Allongé, Hoseok avait rejeté la tête en arrière et murmurait presque. Un instant, son cadet se demanda si la douleur ne le faisait pas délirer. Pourtant, lorsqu'il releva le visage pour croiser le regard de Jungkook, ce dernier lut dans ses prunelles tant sa lucidité que son désespoir.
« Hyung...
— Je suis beaucoup plus laid que vous et je suis même pas en mesure de danser correctement... je sais bien ce qui m'attend, Jungkook. J'essaie de me convaincre du contraire, j'essaie vraiment d'y croire. Mais y a toi, ne serait-ce que toi : une gueule d'ange, une voix d'ange, un talent pour le rap, des chorées parfaitement maîtrisées... comment je suis supposé gagner ? Même avec toute la chance du monde, je crèverai bien avant toi. Je suis pas stupide.
— Tu peux pas dire ça.
— Vraiment ? Ose me le dire avec honnêteté, ose affirmer que je me trompe.
— Alors pourquoi tu souris ? »
Oui, l'aîné souriait. Il parlait désormais avec une moue attendrie, comme touché par la naïveté de son ami – peut-être l'enviait-il, en vérité. Jungkook l'observait, à la recherche de la moindre trace de mensonge, à la recherche de ce désespoir que son visage exprimait encore quelques instants plus tôt. Il n'en trouva pas. Pas une once. Juste un rictus, et des yeux qui pétillaient de vie alors même qu'ils regardaient la mort.
« Parce que quand je suis vraiment triste, quand je me sens au fond du trou, je contemple les lieux autour de moi, Kook-ah, et je pense à Niki. Ici, je vois des tonnes de belles choses, un environnement dont j'aurais jamais osé rêver. Et ailleurs, je vois un garçon bourré de détermination, avec une vie entière et radieuse devant lui pour développer tout son potentiel. Puis je me dis que j'aurais pu finir beaucoup plus mal, et que j'ai de la chance, finalement, d'avoir atterri là. La douleur, c'est pas grand-chose. De toute façon, bientôt, ça ira beaucoup mieux. C'est peut-être une récompense, en fait. Un beau geste, et hop, me voilà au paradis. »
Si Jungkook crut un court moment que les yeux de son concurrent brillaient de bonheur, il se rendit vite compte qu'ils se remplissaient en vérité de larmes. Sans réfléchir une seconde, il se pencha pour enrouler les bras autour de Hoseok qui se laissa faire, et qui lui rendit ce geste. Les paupières fermement closes, le chorégraphe espérait sans doute que ses larmes ne lui échapperaient pas, mais c'était peine perdue. Les premières s'engagèrent sur le chemin de ses joues, qu'elles parcoururent une à une à la suite, pareilles à de petits soldats qui effectuaient une marche millimétrée.

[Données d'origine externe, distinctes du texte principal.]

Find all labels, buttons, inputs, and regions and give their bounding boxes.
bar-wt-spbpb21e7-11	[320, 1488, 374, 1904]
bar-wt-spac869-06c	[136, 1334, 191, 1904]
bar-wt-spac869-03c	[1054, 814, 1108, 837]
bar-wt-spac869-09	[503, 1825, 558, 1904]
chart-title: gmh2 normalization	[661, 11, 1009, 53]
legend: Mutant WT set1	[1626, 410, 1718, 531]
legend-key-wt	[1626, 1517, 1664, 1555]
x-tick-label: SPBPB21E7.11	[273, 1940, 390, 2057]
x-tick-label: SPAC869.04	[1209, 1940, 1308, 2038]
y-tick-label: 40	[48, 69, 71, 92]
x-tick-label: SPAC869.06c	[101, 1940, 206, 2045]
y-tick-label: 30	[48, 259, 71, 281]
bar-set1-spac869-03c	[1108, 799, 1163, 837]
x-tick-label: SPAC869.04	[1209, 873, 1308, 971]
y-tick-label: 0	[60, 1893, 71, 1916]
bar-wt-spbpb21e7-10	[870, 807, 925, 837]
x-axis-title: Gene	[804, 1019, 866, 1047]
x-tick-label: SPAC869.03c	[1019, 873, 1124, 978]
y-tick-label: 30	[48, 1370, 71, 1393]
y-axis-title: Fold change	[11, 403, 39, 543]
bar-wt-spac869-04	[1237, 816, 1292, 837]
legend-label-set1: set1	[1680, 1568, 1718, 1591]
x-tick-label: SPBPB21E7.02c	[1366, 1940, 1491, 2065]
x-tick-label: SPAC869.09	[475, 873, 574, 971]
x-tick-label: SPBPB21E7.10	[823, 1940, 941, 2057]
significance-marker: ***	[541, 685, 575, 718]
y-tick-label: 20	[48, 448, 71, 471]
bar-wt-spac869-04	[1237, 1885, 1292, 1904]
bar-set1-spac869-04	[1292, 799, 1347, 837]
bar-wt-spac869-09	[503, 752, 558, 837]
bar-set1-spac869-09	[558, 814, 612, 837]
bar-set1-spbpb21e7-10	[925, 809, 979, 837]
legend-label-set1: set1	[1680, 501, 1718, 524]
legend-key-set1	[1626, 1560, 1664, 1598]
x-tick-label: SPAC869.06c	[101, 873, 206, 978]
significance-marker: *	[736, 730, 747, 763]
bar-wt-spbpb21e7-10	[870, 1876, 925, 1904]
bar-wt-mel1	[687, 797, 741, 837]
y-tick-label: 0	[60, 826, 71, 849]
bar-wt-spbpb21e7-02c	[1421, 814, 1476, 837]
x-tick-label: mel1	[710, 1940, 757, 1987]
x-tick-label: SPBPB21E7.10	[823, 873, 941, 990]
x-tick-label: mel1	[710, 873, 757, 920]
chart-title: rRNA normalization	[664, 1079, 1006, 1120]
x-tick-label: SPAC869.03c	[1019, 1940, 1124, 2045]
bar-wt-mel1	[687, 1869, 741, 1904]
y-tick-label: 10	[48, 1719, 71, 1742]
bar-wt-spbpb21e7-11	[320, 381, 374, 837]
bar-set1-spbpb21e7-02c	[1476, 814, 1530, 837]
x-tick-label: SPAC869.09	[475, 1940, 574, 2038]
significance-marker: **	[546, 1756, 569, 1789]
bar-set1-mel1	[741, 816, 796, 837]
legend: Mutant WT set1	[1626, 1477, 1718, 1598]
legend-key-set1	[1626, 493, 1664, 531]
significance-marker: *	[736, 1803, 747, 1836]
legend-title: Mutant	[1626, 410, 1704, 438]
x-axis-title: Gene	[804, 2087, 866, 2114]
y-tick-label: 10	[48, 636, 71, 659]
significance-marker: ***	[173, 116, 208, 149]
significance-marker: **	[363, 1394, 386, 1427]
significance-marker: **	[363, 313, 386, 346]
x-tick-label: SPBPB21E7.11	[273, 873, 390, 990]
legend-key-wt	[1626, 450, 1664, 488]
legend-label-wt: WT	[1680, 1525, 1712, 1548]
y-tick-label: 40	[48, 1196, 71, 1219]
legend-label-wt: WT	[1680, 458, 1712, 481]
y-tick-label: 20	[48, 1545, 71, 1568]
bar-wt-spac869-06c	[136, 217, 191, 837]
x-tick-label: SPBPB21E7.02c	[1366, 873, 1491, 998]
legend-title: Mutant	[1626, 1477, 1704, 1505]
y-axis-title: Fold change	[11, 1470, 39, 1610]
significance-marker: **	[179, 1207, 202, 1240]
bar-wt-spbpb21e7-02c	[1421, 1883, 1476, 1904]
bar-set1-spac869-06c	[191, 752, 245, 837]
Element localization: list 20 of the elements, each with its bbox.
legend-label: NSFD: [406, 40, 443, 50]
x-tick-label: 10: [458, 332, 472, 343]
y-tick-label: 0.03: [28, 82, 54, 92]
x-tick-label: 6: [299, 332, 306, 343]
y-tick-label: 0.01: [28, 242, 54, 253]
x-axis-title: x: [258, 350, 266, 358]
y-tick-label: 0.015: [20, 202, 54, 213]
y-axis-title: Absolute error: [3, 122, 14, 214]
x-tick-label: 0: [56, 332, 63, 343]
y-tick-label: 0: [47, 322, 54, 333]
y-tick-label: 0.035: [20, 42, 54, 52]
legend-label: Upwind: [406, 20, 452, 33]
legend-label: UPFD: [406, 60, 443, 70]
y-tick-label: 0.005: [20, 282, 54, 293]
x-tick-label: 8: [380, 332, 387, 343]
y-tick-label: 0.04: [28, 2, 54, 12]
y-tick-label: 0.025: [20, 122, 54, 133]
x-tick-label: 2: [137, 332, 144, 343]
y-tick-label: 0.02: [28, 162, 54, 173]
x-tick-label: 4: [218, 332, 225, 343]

« Y a que deux choses qui me définissent : ma danse et mon sourire, murmura Hoseok entre deux sanglots. Je peux pas me permettre de les perdre toutes les deux.
— Si elles te définissent, ça veut dire que les perdras jamais, quoi que tu fasses.
— Merci... »
Il avait simplement besoin qu'on le lui dise, il avait simplement besoin d'y croire. Pour la première fois de sa vie, Hoseok avait besoin qu'on lui apporte un peu d'optimisme. Juste un peu d'espoir.